Senator Schouwenaar (VVD) toonde zich positief over het wetsvoorstel: het doet wat aan het verbeteren van het toezicht en het verbetert de kwaliteit van de bouw, zo meende hij. De minister heeft inmiddels veel vragen naar tevredenheid beantwoord en er ligt een bestuursakkoord. Ook een aannemer moet een goed product leveren en alle gebreken herstellen, zo betoogde Schouwenaar die aangaf dat voor aansprakelijkheid alle klanten van een aannemer gelijk moeten zijn. Hij stelde vast dat alle vragen over toezicht en kwaliteitsborging grotendeels zijn beantwoord in het bestuursakkoord. We moeten dit bestuursakkoord de ruimte bieden en we moeten vertrouwen hebben in de aanpak in gemeente, aldus Schouwenaar. Volgens hem gaan met het wetsvoorstel de toezichtskosten omlaag, worden de faalkosten minder en gaan de leges ook omlaag. De uitkomst staat niet geheel vast, maar wel dat er meer en beter toezicht komt. De VVD waardeert dit voorstel en het bestuursakkoord al met al positief, aldus Schouwenaar.

Reactie minister Ollongren

Minister Ollongren (Binnenlandse Zaken en Koninkrijksrelaties) noemde betere bouwkwaliteit en helderder verdeling van verantwoordelijkheden het doel van deze wetgeving. Daar is nu volgens haar nog te vaak geen sprake van, er zijn te vaak incidenten. Zij zag het ook als maatschappelijk doel dat de kwaliteit van de bouw omhoog moet: er moet wezenlijk iets verbeteren aan de bouwkwaliteit en het gaat gewoon niet vanzelf, aldus Ollongren. Volgens haar vindt er nu qua toezicht vooral een papieren toets vooraf plaats, straks vindt die tijdens de bouw op de bouwplaats plaats. Proefprojecten laten volgens haar ook zien dat de kwaliteit omhoog kan en het aantal fouten omlaag. Gemeenten blijven een belangrijke rol vervullen in het toezicht, zo hield zij de Kamer voor. Het doel is een robuust stelsel met heldere doelen, dat ook uitvoerbaar is.

Ten aanzien van de aansprakelijkheid stelde de minister dat aannemers zelf meer verantwoordelijkheid moeten nemen voor de kwaliteit van de bouw en daar ook in moeten investeren.
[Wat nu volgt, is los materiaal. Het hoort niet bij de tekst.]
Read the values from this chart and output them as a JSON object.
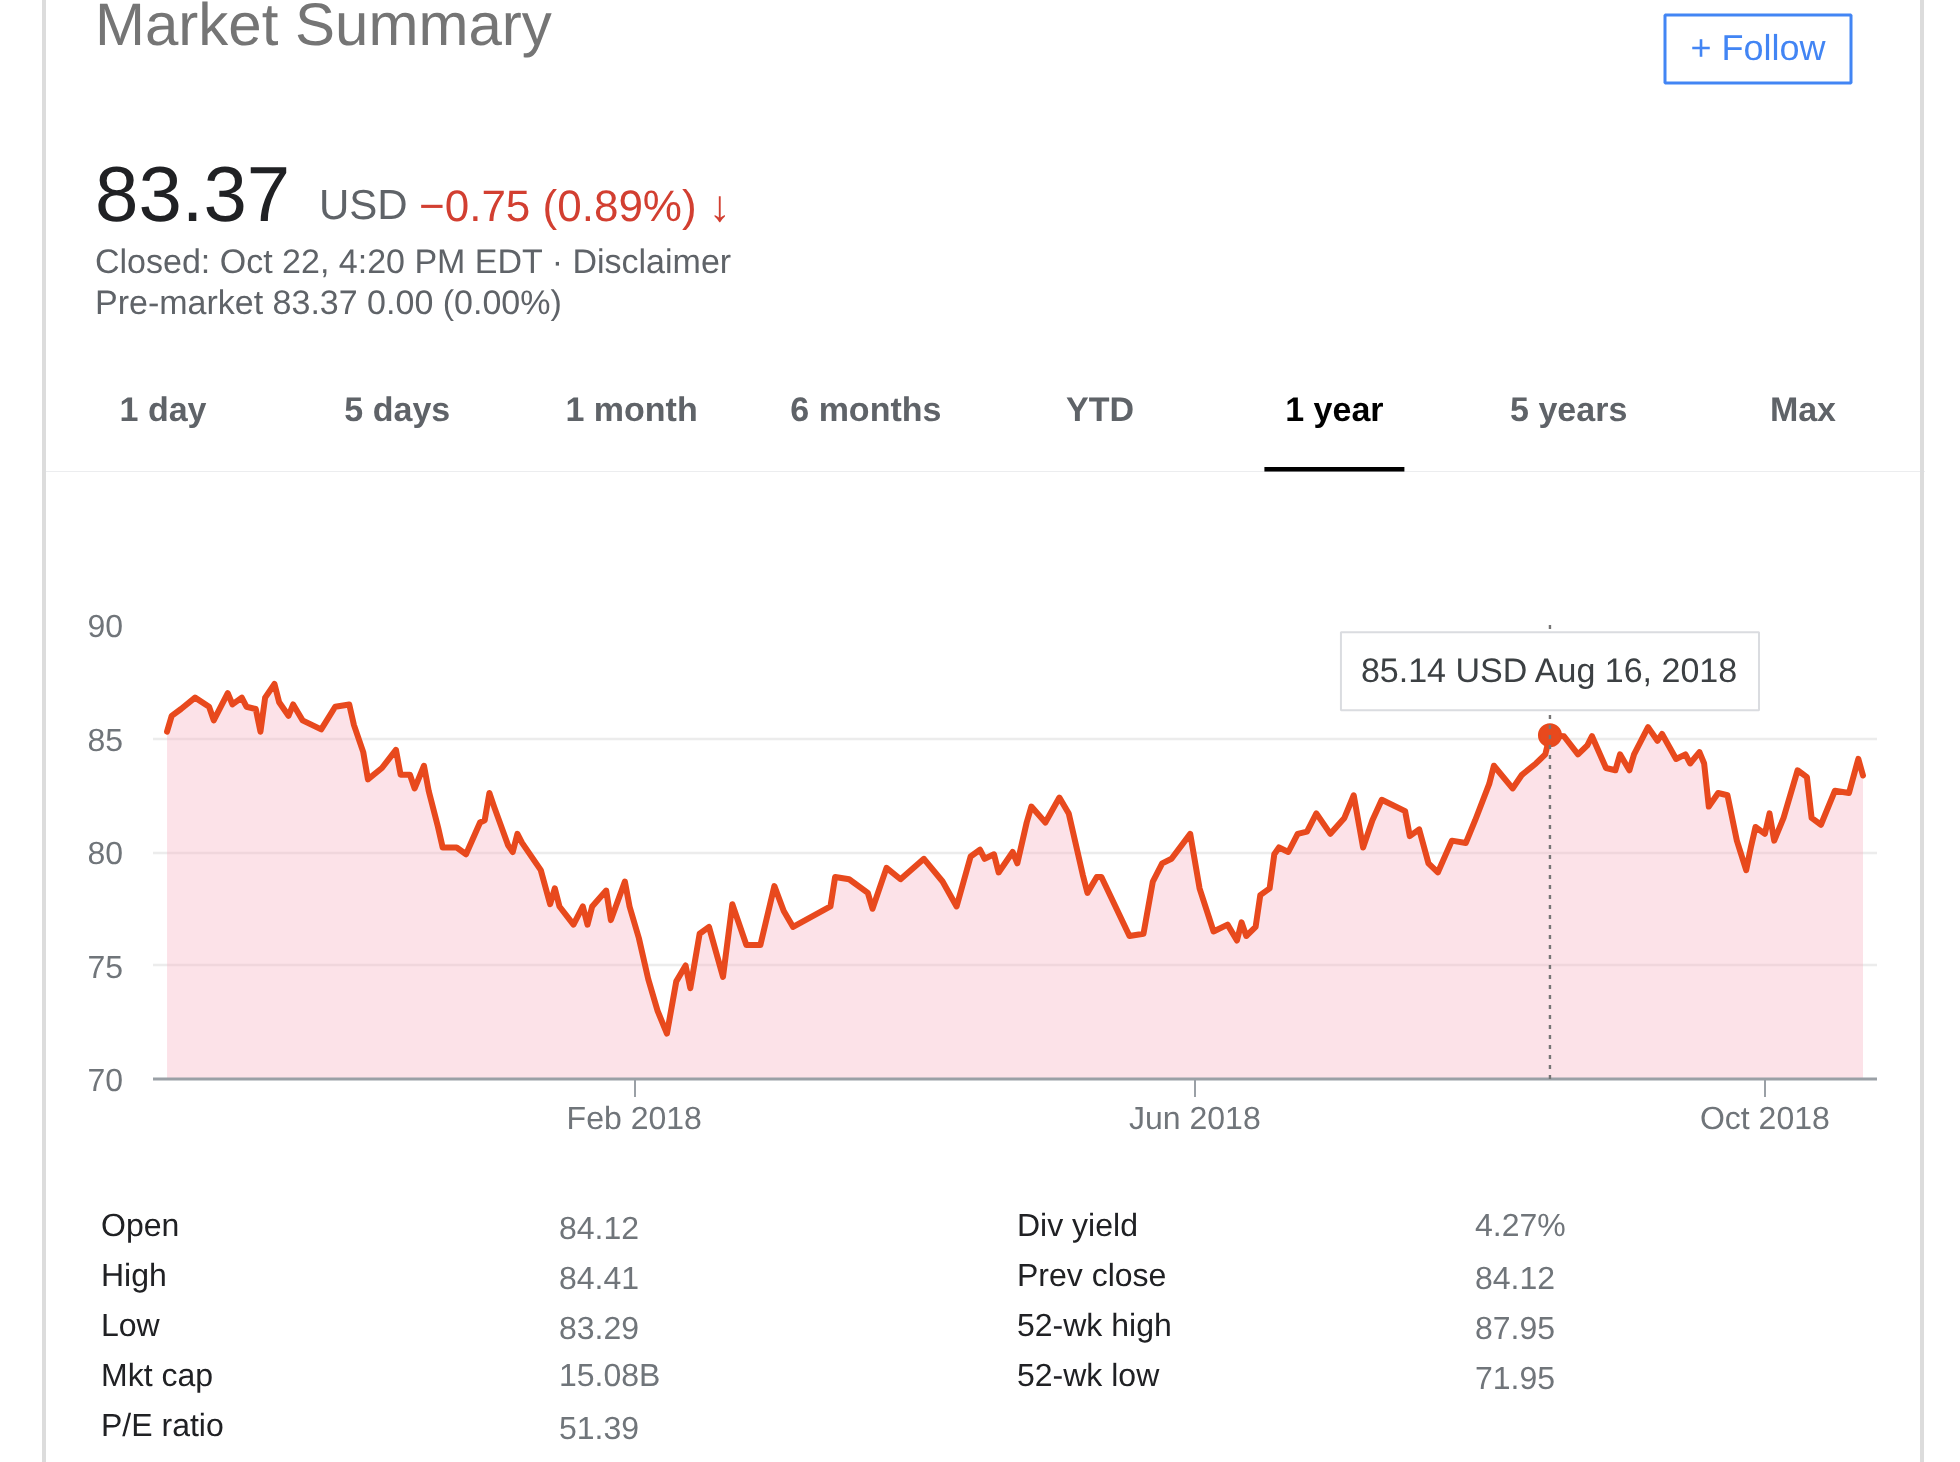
{
  "chart_data": {
    "type": "area",
    "title": "Market Summary",
    "color": "#e8491d",
    "x": [
      "2017-10-24",
      "2017-10-25",
      "2017-10-27",
      "2017-10-30",
      "2017-11-02",
      "2017-11-03",
      "2017-11-06",
      "2017-11-07",
      "2017-11-09",
      "2017-11-10",
      "2017-11-12",
      "2017-11-13",
      "2017-11-14",
      "2017-11-16",
      "2017-11-17",
      "2017-11-19",
      "2017-11-20",
      "2017-11-22",
      "2017-11-26",
      "2017-11-29",
      "2017-12-02",
      "2017-12-03",
      "2017-12-05",
      "2017-12-06",
      "2017-12-09",
      "2017-12-12",
      "2017-12-13",
      "2017-12-15",
      "2017-12-16",
      "2017-12-18",
      "2017-12-19",
      "2017-12-21",
      "2017-12-22",
      "2017-12-25",
      "2017-12-27",
      "2017-12-30",
      "2017-12-31",
      "2018-01-01",
      "2018-01-02",
      "2018-01-05",
      "2018-01-06",
      "2018-01-07",
      "2018-01-08",
      "2018-01-12",
      "2018-01-14",
      "2018-01-15",
      "2018-01-16",
      "2018-01-19",
      "2018-01-21",
      "2018-01-22",
      "2018-01-23",
      "2018-01-26",
      "2018-01-27",
      "2018-01-30",
      "2018-01-31",
      "2018-02-02",
      "2018-02-04",
      "2018-02-06",
      "2018-02-08",
      "2018-02-10",
      "2018-02-12",
      "2018-02-13",
      "2018-02-15",
      "2018-02-17",
      "2018-02-20",
      "2018-02-22",
      "2018-02-25",
      "2018-02-28",
      "2018-03-03",
      "2018-03-05",
      "2018-03-07",
      "2018-03-15",
      "2018-03-16",
      "2018-03-19",
      "2018-03-23",
      "2018-03-24",
      "2018-03-27",
      "2018-03-30",
      "2018-04-04",
      "2018-04-08",
      "2018-04-11",
      "2018-04-14",
      "2018-04-16",
      "2018-04-17",
      "2018-04-19",
      "2018-04-20",
      "2018-04-23",
      "2018-04-24",
      "2018-04-26",
      "2018-04-27",
      "2018-04-30",
      "2018-05-03",
      "2018-05-05",
      "2018-05-08",
      "2018-05-09",
      "2018-05-11",
      "2018-05-12",
      "2018-05-15",
      "2018-05-18",
      "2018-05-21",
      "2018-05-23",
      "2018-05-25",
      "2018-05-27",
      "2018-05-31",
      "2018-06-02",
      "2018-06-05",
      "2018-06-08",
      "2018-06-10",
      "2018-06-11",
      "2018-06-12",
      "2018-06-14",
      "2018-06-15",
      "2018-06-17",
      "2018-06-18",
      "2018-06-19",
      "2018-06-21",
      "2018-06-23",
      "2018-06-25",
      "2018-06-27",
      "2018-06-30",
      "2018-07-03",
      "2018-07-05",
      "2018-07-07",
      "2018-07-09",
      "2018-07-11",
      "2018-07-16",
      "2018-07-17",
      "2018-07-19",
      "2018-07-21",
      "2018-07-23",
      "2018-07-26",
      "2018-07-29",
      "2018-07-31",
      "2018-08-03",
      "2018-08-04",
      "2018-08-08",
      "2018-08-10",
      "2018-08-13",
      "2018-08-15",
      "2018-08-16",
      "2018-08-19",
      "2018-08-22",
      "2018-08-24",
      "2018-08-25",
      "2018-08-28",
      "2018-08-30",
      "2018-08-31",
      "2018-09-02",
      "2018-09-03",
      "2018-09-06",
      "2018-09-08",
      "2018-09-09",
      "2018-09-12",
      "2018-09-14",
      "2018-09-15",
      "2018-09-17",
      "2018-09-18",
      "2018-09-19",
      "2018-09-21",
      "2018-09-23",
      "2018-09-25",
      "2018-09-27",
      "2018-09-28",
      "2018-09-29",
      "2018-10-01",
      "2018-10-02",
      "2018-10-03",
      "2018-10-05",
      "2018-10-08",
      "2018-10-10",
      "2018-10-11",
      "2018-10-13",
      "2018-10-16",
      "2018-10-19",
      "2018-10-21",
      "2018-10-22"
    ],
    "values": [
      85.3,
      86.0,
      86.3,
      86.8,
      86.4,
      85.8,
      87.0,
      86.5,
      86.8,
      86.4,
      86.3,
      85.3,
      86.8,
      87.4,
      86.6,
      86.0,
      86.5,
      85.8,
      85.4,
      86.4,
      86.5,
      85.6,
      84.4,
      83.2,
      83.7,
      84.5,
      83.4,
      83.4,
      82.8,
      83.8,
      82.7,
      81.1,
      80.2,
      80.2,
      79.9,
      81.3,
      81.4,
      82.6,
      82.0,
      80.3,
      80.0,
      80.8,
      80.4,
      79.2,
      77.7,
      78.4,
      77.6,
      76.8,
      77.6,
      76.8,
      77.6,
      78.3,
      77.0,
      78.7,
      77.6,
      76.2,
      74.4,
      73.0,
      72.0,
      74.3,
      75.0,
      74.0,
      76.4,
      76.7,
      74.5,
      77.7,
      75.9,
      75.9,
      78.5,
      77.4,
      76.7,
      77.6,
      78.9,
      78.8,
      78.2,
      77.5,
      79.3,
      78.8,
      79.7,
      78.7,
      77.6,
      79.8,
      80.1,
      79.7,
      79.9,
      79.1,
      80.0,
      79.5,
      81.3,
      82.0,
      81.3,
      82.4,
      81.7,
      79.0,
      78.2,
      78.9,
      78.9,
      77.6,
      76.3,
      76.4,
      78.7,
      79.5,
      79.7,
      80.8,
      78.4,
      76.5,
      76.8,
      76.1,
      76.9,
      76.3,
      76.7,
      78.1,
      78.4,
      79.9,
      80.2,
      80.0,
      80.8,
      80.9,
      81.7,
      80.8,
      81.5,
      82.5,
      80.2,
      81.4,
      82.3,
      81.8,
      80.7,
      81.0,
      79.5,
      79.1,
      80.5,
      80.4,
      81.4,
      83.0,
      83.8,
      82.8,
      83.4,
      83.9,
      84.3,
      85.14,
      85.1,
      84.3,
      84.7,
      85.1,
      83.7,
      83.6,
      84.3,
      83.6,
      84.3,
      85.5,
      84.9,
      85.2,
      84.1,
      84.3,
      83.9,
      84.4,
      83.9,
      82.0,
      82.6,
      82.5,
      80.5,
      79.2,
      80.2,
      81.1,
      80.8,
      81.7,
      80.5,
      81.5,
      83.6,
      83.3,
      81.5,
      81.2,
      82.7,
      82.6,
      84.1,
      83.37
    ],
    "xlim": [
      "2017-10-21",
      "2018-10-25"
    ],
    "ylim": [
      70,
      90
    ],
    "yticks": [
      70,
      75,
      80,
      85,
      90
    ],
    "xticks": [
      {
        "value": "2018-02-01",
        "label": "Feb 2018"
      },
      {
        "value": "2018-06-01",
        "label": "Jun 2018"
      },
      {
        "value": "2018-10-01",
        "label": "Oct 2018"
      }
    ],
    "grid": "y",
    "ref_lines": [
      {
        "axis": "x",
        "value": "2018-08-16",
        "color": "#757575",
        "line_style": "dotted"
      }
    ],
    "annotations": [
      "83.37",
      "USD",
      "−0.75 (0.89%) ↓",
      "Closed: Oct 22, 4:20 PM EDT · Disclaimer",
      "Pre-market 83.37 0.00 (0.00%)",
      "+ Follow",
      "1 day",
      "5 days",
      "1 month",
      "6 months",
      "YTD",
      "1 year",
      "5 years",
      "Max",
      "Open",
      "84.12",
      "High",
      "84.41",
      "Low",
      "83.29",
      "Mkt cap",
      "15.08B",
      "P/E ratio",
      "51.39",
      "Div yield",
      "4.27%",
      "Prev close",
      "84.12",
      "52-wk high",
      "87.95",
      "52-wk low",
      "71.95",
      {
        "text": "85.14 USD Aug 16, 2018",
        "x": "2018-08-16",
        "y": 85.14
      }
    ]
  }
}
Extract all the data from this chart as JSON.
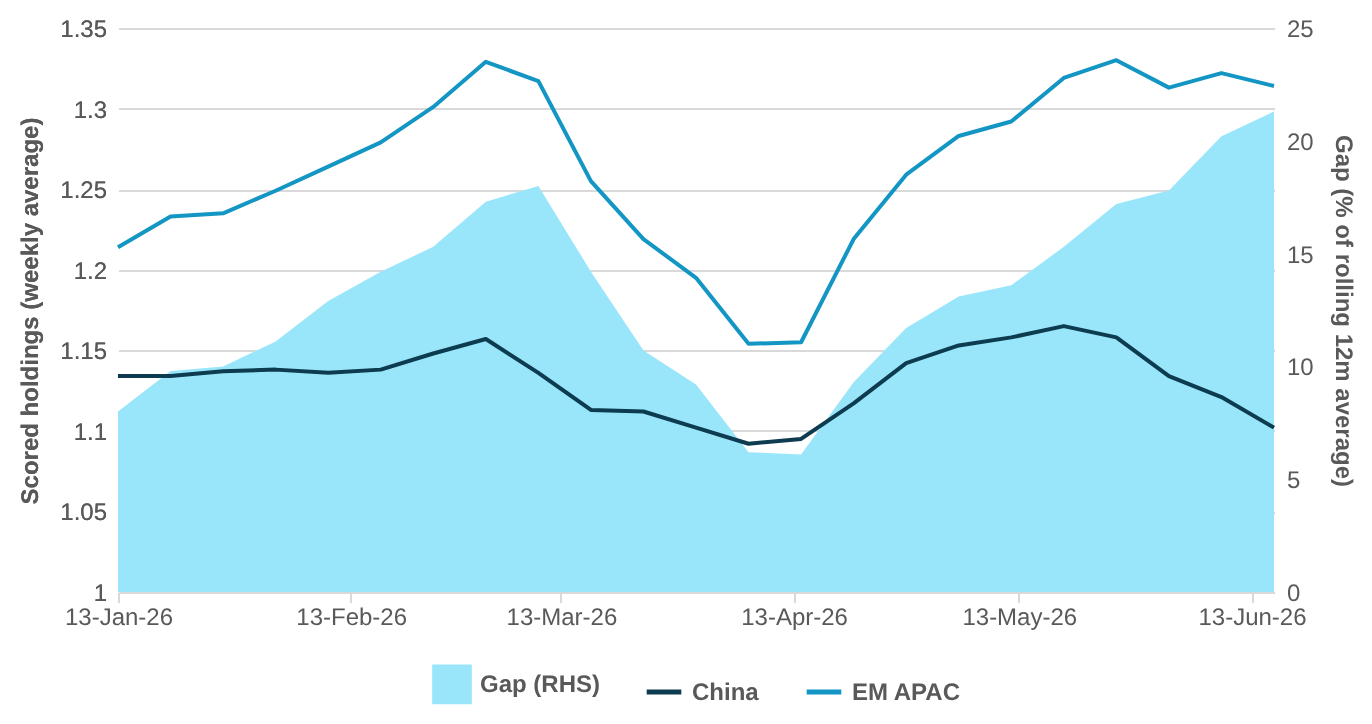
{
  "chart_data": {
    "type": "line",
    "xlabel": null,
    "ylabel": "Scored holdings (weekly average)",
    "y2label": "Gap (% of rolling 12m average)",
    "x": [
      "2026-01-13",
      "2026-01-20",
      "2026-01-27",
      "2026-02-03",
      "2026-02-10",
      "2026-02-17",
      "2026-02-24",
      "2026-03-03",
      "2026-03-10",
      "2026-03-17",
      "2026-03-24",
      "2026-03-31",
      "2026-04-07",
      "2026-04-14",
      "2026-04-21",
      "2026-04-28",
      "2026-05-05",
      "2026-05-12",
      "2026-05-19",
      "2026-05-26",
      "2026-06-02",
      "2026-06-09",
      "2026-06-16"
    ],
    "series": [
      {
        "name": "Gap (RHS)",
        "type": "area",
        "axis": "y2",
        "color": "#99e6fb",
        "values": [
          8.0,
          9.8,
          10.0,
          11.1,
          12.9,
          14.2,
          15.3,
          17.3,
          18.0,
          14.2,
          10.7,
          9.2,
          6.2,
          6.1,
          9.3,
          11.7,
          13.1,
          13.6,
          15.3,
          17.2,
          17.8,
          20.2,
          21.3
        ]
      },
      {
        "name": "China",
        "color": "#0d3b4f",
        "values": [
          1.134,
          1.134,
          1.137,
          1.138,
          1.136,
          1.138,
          1.148,
          1.157,
          1.136,
          1.113,
          1.112,
          1.102,
          1.092,
          1.095,
          1.117,
          1.142,
          1.153,
          1.158,
          1.165,
          1.158,
          1.134,
          1.121,
          1.102
        ]
      },
      {
        "name": "EM APAC",
        "color": "#1396c4",
        "values": [
          1.214,
          1.233,
          1.235,
          1.249,
          1.264,
          1.279,
          1.301,
          1.329,
          1.317,
          1.255,
          1.219,
          1.195,
          1.154,
          1.155,
          1.219,
          1.259,
          1.283,
          1.292,
          1.319,
          1.33,
          1.313,
          1.322,
          1.314
        ]
      }
    ],
    "xlim": [
      "2026-01-13",
      "2026-06-16"
    ],
    "xticks": [
      {
        "value": "2026-01-13",
        "label": "13-Jan-26"
      },
      {
        "value": "2026-02-13",
        "label": "13-Feb-26"
      },
      {
        "value": "2026-03-13",
        "label": "13-Mar-26"
      },
      {
        "value": "2026-04-13",
        "label": "13-Apr-26"
      },
      {
        "value": "2026-05-13",
        "label": "13-May-26"
      },
      {
        "value": "2026-06-13",
        "label": "13-Jun-26"
      }
    ],
    "ylim": [
      1,
      1.35
    ],
    "yticks": [
      1,
      1.05,
      1.1,
      1.15,
      1.2,
      1.25,
      1.3,
      1.35
    ],
    "y2lim": [
      0,
      25
    ],
    "y2ticks": [
      0,
      5,
      10,
      15,
      20,
      25
    ],
    "grid": "y",
    "legend": "bottom",
    "line_style": "solid",
    "marker": "none"
  }
}
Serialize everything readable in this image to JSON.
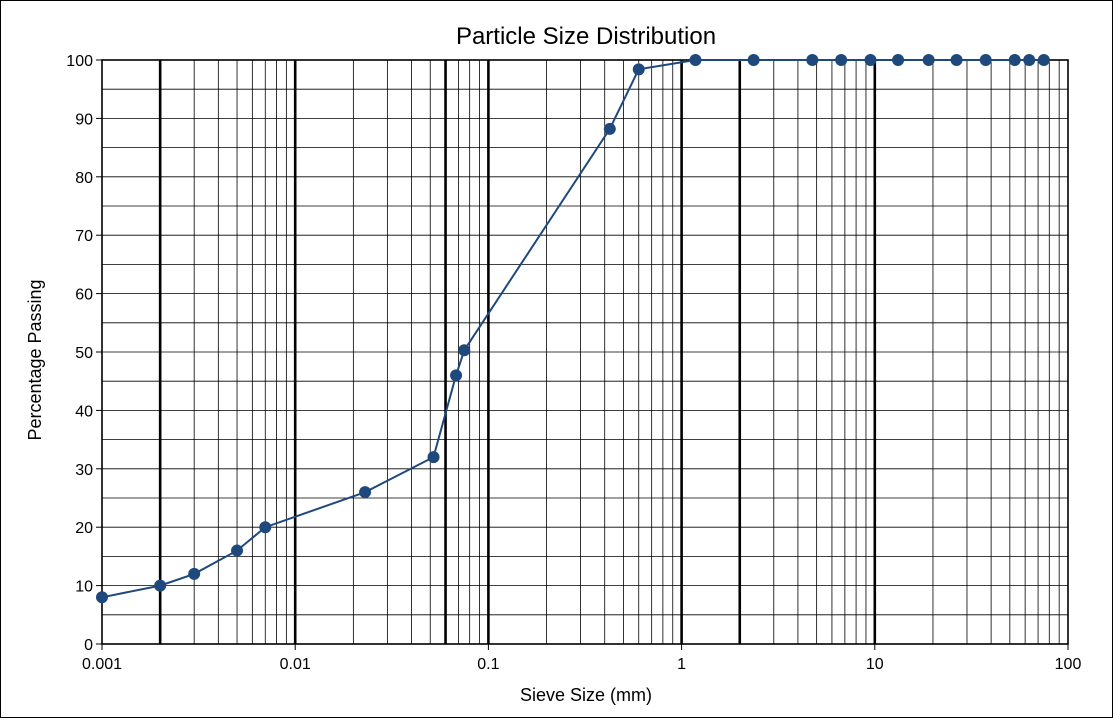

Maar meer tijd nemen voor andere wetgeving – zoals het CDA had gesuggereerd - leidt volgens de minister niet tot andere en betere inzichten, wel tot meer onduidelijkheden; langer uitstel is volgens haar niet verantwoord. Ze wees het verwijt af dat een grotere rol voor bestuurlijke partijen minder invloed voor het parlement zou betekenen. Verder zijn de regels uit het Burgerlijk Wetboek met betrekking tot aansprakelijkheid volgens de minister leidend en toereikend, zo reageerde Ollongren op het verwijt van het CDA dat te weinig is vastgelegd op dat punt. In de praktijk zal moeten blijken welke termijnen redelijk worden geacht, aldus de minister die op verzoek van senator Lintmeijer een verduidelijkende brief toezegde om in de evaluatie aan te geven onder welke voorwaarden de wet volgens haar in de praktijk als werkend beoordeeld moet worden. Die brief moet uiterlijk vrijdag 10 mei bij de Kamer zijn, zodat partijen die in hun afwegingen voor de stemming mee kunnen nemen.